Google claims that the latest version of its AI-powered speech synthesis system, Tacotron 2, is almost indistinguishable from human speech – and has put some comparative examples online to demonstrate.
Tacotron 2 works directly from written text, and Google says it can use context to correctly pronounce identically-spelled words like ‘read’ (to read) and ‘read’ (has read), responds to punctuation and can learn to stress words …
Dave Gershgorn explained in a Quartz piece how it works.
The system is Google’s second official generation of the technology, which consists of two deep neural networks. The first network translates the text into a spectrogram (pdf), a visual way to represent audio frequencies over time. That spectrogram is then fed into WaveNet, a system from Alphabet’s AI research lab DeepMind, which reads the chart and generates the corresponding audio elements accordingly.
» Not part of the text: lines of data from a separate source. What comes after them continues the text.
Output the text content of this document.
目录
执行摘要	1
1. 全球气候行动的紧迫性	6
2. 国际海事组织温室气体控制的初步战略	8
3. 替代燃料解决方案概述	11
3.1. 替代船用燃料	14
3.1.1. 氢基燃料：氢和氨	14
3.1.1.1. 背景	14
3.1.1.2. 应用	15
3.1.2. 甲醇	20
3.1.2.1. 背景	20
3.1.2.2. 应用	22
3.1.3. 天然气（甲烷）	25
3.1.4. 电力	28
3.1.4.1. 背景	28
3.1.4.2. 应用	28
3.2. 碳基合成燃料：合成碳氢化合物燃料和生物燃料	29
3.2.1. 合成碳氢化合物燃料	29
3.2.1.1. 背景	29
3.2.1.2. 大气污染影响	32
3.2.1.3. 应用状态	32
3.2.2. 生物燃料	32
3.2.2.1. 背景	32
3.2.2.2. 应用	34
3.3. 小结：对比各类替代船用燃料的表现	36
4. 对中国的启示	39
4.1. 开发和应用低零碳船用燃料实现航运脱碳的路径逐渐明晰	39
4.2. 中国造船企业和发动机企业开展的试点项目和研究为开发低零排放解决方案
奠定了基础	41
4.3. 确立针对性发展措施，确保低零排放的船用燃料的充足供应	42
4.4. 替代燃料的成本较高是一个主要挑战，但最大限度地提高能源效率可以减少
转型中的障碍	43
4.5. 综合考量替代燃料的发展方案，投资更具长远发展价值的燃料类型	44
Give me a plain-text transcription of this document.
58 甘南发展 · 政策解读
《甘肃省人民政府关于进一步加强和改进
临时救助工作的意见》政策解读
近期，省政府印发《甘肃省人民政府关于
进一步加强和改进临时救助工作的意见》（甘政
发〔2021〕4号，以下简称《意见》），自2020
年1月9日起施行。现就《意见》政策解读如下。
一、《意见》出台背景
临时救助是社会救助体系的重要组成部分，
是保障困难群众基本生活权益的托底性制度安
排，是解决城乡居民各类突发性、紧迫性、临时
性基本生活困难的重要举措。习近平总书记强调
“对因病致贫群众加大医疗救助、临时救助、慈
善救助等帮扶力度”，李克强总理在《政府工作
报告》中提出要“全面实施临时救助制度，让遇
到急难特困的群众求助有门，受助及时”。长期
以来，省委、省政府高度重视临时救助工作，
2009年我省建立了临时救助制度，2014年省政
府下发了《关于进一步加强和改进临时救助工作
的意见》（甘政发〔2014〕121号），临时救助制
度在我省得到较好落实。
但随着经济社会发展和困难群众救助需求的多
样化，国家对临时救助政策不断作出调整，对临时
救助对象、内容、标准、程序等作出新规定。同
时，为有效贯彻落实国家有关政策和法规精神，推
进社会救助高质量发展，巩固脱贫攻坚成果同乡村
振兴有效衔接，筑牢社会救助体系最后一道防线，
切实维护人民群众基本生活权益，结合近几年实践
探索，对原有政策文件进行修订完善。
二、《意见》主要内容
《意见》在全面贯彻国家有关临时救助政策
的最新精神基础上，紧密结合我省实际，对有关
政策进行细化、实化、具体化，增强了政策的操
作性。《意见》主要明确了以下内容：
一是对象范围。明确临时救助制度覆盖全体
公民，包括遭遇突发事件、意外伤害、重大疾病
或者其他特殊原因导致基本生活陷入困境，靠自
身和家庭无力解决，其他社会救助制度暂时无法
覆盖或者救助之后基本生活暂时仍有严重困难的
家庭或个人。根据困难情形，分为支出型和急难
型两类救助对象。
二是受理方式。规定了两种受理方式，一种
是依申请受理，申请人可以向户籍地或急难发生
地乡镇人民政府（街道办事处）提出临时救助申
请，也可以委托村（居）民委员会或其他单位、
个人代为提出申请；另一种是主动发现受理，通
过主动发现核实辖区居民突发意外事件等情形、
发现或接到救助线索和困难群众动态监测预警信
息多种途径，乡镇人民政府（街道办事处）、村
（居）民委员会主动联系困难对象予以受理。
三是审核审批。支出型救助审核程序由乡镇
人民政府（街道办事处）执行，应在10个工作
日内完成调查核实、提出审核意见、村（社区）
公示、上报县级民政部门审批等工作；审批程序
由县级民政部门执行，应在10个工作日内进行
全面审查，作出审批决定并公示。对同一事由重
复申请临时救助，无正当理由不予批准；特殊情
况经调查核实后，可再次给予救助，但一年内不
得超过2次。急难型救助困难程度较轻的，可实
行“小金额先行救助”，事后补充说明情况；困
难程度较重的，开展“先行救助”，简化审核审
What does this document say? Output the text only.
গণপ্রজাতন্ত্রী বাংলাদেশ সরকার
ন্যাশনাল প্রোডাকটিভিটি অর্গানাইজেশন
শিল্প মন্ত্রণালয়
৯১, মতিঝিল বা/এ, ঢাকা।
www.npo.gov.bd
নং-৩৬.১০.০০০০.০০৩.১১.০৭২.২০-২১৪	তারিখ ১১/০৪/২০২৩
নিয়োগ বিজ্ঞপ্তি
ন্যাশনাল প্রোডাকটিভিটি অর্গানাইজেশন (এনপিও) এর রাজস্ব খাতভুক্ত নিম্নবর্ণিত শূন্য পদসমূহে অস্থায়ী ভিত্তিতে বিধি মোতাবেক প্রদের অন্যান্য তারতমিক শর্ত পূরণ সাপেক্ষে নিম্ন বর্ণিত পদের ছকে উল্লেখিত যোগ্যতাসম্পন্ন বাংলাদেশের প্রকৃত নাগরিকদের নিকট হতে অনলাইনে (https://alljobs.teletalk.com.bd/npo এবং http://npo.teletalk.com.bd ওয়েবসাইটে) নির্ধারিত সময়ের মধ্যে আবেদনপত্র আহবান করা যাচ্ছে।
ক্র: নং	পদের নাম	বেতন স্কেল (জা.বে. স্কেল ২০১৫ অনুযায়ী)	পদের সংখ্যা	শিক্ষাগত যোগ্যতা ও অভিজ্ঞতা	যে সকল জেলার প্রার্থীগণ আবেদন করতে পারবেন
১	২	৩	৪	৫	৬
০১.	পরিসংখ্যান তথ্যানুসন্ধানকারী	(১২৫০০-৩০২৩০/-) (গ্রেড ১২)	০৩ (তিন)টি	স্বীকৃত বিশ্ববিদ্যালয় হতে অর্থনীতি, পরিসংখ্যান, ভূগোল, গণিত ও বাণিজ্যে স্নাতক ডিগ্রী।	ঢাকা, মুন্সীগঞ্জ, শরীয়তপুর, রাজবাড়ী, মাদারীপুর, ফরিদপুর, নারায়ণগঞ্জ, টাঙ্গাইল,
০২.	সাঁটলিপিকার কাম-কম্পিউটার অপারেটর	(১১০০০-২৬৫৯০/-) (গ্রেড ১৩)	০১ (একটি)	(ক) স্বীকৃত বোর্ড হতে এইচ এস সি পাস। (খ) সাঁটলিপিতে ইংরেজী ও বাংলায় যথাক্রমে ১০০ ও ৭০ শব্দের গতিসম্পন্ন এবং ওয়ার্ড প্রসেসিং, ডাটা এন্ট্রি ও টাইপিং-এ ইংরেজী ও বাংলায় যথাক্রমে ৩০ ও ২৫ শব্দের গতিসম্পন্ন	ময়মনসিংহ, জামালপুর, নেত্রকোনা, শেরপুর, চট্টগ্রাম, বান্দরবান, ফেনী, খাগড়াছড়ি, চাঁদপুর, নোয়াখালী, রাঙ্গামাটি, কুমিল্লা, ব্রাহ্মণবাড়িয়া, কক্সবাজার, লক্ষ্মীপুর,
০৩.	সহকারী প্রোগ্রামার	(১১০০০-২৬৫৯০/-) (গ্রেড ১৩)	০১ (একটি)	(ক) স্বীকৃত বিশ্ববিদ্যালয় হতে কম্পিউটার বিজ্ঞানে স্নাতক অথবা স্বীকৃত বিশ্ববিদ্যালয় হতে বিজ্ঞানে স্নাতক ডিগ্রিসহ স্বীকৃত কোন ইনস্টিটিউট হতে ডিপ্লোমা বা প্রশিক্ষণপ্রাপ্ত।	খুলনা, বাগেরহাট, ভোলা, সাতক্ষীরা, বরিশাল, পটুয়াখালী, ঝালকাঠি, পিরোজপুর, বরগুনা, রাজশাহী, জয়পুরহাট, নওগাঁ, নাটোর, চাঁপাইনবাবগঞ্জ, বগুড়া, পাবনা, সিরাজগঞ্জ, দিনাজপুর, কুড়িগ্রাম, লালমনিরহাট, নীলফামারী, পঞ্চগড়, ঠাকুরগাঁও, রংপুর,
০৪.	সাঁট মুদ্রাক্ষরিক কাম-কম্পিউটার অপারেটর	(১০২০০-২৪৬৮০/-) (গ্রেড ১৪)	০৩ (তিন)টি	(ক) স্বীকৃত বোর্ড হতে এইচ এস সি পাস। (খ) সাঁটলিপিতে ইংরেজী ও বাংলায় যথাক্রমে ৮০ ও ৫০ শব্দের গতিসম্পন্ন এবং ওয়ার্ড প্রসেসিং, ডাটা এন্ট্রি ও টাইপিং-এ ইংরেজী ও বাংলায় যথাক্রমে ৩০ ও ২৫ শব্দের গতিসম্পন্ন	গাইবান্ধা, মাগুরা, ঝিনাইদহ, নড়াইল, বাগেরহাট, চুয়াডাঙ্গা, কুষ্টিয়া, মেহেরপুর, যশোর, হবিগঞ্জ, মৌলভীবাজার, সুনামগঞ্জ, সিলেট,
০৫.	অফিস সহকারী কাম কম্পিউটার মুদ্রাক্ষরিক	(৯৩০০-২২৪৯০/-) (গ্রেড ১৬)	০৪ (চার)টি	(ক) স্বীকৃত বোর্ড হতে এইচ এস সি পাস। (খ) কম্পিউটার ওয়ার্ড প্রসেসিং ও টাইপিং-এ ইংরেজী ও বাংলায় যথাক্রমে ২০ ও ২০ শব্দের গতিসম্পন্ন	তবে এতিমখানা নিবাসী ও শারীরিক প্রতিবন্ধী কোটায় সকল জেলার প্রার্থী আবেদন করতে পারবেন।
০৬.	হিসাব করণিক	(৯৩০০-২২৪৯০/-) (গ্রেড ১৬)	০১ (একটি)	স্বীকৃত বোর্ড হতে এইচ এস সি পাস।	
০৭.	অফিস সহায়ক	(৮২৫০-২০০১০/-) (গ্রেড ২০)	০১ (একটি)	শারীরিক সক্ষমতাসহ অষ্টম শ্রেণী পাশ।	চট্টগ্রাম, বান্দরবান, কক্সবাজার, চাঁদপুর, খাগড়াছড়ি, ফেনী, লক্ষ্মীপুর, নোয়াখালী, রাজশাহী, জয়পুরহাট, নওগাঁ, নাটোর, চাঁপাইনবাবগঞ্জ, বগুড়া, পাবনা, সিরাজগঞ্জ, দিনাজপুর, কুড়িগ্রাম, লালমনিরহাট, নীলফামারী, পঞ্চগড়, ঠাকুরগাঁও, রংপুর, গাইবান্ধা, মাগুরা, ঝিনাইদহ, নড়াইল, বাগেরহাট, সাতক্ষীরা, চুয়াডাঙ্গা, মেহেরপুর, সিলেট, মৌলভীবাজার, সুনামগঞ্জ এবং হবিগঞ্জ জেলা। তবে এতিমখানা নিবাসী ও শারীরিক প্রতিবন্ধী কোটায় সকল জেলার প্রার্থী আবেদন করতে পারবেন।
Google doesn’t say which of its comparative samples is the original, and which was generated by Tacotron 2, but Gershgorn noticed that if you view the page source, the file names give the game away – spoiler below, so listen to the examples before reading on.
The context-driven pronunciation is particularly impressive, coping with phrases like “he thought it was time to present the present.” It can also interpret commas correctly, and use question marks to adjust the pitch of the sentence appropriately.
I have to say that the human voice they’ve imitated is a rather easier target than a typical voice, but it’s impressive all the same. I couldn’t tell the two apart until I peeked. To save you the trouble of doing the same, the artificial versions in the four comparison phrases are 2nd, 1st, 1st and 2nd.